Era gelata la casa? Perché da tanti giorni nessuno l’aveva più portata lì dentro?

Le facce erano strane, lunghe, e nello sguardo cadeva a tratti un’assenza: lei rideva e si comportava come al solito, e così sembrava che la mamma, le sorelle, la nonna, tutti le chiedessero d’esser normale: una normale bambina di quasi tre anni.«Adesso andiamo a casa»

Fu contenta quando la mamma le disse che s’era fatta l’ora d’andare.Soliti bacini e baciotti, strizzatine d’occhi, capriccetti, cose che fanno ridere i grandi e che i bambini ripetono per teneri di buon umore.
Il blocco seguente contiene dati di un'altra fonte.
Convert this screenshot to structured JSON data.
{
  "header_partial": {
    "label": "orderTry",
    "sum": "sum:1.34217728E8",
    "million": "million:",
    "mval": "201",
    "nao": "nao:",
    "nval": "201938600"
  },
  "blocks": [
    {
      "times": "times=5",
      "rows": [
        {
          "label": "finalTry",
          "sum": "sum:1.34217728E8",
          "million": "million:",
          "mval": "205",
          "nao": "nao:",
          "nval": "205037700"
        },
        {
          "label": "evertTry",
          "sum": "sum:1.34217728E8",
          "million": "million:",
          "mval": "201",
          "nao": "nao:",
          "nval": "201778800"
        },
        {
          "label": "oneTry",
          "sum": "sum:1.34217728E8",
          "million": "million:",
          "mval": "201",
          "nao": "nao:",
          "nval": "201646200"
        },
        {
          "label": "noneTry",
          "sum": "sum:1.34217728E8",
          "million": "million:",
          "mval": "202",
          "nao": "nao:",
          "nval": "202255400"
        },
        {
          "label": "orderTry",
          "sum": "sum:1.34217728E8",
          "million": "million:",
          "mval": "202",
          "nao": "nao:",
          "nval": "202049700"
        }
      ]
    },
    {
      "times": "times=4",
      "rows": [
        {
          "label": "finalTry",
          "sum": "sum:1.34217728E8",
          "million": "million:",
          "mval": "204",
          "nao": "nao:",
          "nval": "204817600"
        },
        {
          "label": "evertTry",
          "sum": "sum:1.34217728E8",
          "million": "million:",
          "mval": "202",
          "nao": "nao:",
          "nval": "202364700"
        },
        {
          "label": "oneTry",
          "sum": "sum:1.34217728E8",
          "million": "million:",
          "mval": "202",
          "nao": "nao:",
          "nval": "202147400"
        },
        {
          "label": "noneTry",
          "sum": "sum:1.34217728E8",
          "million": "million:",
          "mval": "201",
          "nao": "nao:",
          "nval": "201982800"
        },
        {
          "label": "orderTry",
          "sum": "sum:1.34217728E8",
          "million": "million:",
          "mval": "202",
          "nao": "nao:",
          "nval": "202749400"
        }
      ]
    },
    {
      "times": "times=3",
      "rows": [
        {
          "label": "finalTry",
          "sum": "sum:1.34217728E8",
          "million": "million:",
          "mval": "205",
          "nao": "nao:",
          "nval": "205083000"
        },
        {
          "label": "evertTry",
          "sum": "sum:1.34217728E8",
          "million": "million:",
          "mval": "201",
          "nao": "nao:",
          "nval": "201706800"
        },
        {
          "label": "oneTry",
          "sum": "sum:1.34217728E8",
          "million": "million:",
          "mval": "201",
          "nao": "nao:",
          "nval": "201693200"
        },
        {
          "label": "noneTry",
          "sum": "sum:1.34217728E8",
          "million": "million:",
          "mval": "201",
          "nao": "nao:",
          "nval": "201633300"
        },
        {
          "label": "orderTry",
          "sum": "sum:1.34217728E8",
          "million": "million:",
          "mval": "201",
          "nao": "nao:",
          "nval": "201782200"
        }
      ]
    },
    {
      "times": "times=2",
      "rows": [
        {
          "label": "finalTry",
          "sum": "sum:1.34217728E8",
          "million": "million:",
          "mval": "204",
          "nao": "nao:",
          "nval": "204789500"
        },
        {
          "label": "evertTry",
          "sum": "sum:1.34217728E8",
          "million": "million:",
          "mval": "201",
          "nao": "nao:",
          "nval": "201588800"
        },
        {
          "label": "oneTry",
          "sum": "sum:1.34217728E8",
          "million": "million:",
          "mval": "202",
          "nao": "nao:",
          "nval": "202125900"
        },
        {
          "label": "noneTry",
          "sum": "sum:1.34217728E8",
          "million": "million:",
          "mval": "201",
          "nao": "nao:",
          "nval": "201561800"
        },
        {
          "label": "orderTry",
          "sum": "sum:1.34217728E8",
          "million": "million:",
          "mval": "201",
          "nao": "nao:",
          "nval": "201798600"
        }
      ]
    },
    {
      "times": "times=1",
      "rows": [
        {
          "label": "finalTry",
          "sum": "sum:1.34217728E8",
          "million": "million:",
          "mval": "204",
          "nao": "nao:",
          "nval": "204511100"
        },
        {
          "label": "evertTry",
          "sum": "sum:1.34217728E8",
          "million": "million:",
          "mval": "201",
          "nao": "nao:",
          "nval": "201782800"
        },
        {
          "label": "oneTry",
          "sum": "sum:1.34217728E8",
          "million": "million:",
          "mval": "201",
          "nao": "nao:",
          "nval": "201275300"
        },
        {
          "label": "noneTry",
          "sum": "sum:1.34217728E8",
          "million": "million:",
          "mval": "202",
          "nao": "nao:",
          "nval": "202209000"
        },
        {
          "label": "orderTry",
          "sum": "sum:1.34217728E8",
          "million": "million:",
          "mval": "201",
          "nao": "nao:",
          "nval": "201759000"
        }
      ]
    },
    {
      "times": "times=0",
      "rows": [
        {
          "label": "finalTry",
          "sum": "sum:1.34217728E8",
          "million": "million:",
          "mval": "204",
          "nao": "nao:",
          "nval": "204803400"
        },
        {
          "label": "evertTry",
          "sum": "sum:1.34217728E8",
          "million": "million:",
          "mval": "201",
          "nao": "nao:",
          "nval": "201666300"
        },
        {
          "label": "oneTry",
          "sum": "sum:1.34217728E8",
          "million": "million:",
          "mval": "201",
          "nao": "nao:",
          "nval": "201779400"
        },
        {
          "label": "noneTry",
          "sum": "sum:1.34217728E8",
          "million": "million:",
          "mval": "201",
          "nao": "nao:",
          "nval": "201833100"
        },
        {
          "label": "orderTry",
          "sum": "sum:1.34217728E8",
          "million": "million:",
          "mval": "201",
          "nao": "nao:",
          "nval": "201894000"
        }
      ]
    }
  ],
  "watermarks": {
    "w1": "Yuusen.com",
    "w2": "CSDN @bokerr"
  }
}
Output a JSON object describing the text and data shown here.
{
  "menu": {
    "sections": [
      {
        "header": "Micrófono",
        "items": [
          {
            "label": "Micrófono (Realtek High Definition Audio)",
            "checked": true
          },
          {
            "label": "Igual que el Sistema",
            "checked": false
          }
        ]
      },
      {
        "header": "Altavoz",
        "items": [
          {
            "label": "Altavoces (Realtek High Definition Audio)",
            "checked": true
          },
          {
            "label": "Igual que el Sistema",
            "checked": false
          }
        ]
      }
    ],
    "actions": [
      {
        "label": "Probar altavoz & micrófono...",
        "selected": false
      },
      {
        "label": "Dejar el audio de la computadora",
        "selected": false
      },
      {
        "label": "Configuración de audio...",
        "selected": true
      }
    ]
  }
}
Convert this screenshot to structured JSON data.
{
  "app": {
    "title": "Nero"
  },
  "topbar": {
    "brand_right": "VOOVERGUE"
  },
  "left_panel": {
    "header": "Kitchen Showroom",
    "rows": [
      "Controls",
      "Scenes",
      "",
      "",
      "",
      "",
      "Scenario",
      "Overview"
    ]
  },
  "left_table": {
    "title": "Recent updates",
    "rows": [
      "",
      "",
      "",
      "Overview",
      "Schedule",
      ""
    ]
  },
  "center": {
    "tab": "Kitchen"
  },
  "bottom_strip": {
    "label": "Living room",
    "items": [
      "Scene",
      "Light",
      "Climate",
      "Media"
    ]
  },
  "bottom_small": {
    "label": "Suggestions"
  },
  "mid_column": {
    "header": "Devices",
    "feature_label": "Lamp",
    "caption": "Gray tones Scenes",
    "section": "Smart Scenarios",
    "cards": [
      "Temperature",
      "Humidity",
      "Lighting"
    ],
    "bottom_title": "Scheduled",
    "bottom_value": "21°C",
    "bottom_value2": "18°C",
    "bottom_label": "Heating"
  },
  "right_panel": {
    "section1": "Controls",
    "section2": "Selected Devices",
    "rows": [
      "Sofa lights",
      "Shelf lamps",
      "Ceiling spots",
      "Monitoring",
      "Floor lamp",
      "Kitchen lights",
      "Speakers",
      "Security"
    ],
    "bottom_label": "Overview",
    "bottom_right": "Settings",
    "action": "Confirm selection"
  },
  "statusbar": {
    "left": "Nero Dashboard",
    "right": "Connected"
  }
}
Ma, prima di andare via, ecco che si ricorda. Anche per il nonno c’è un numero da scimmietta ammaestrata. Lui è nel salotto buio, seduto sulla poltroncina di velluto dorato, sta lì silenzioso e guarda la tivvù: lo sa perché lì dentro c’è stata tante di quelle volte... Il gioco è questo: lei entra - “Ciao nonno!” - e lui deve cercare di prenderla prima che riesca ad uscire nuovamente.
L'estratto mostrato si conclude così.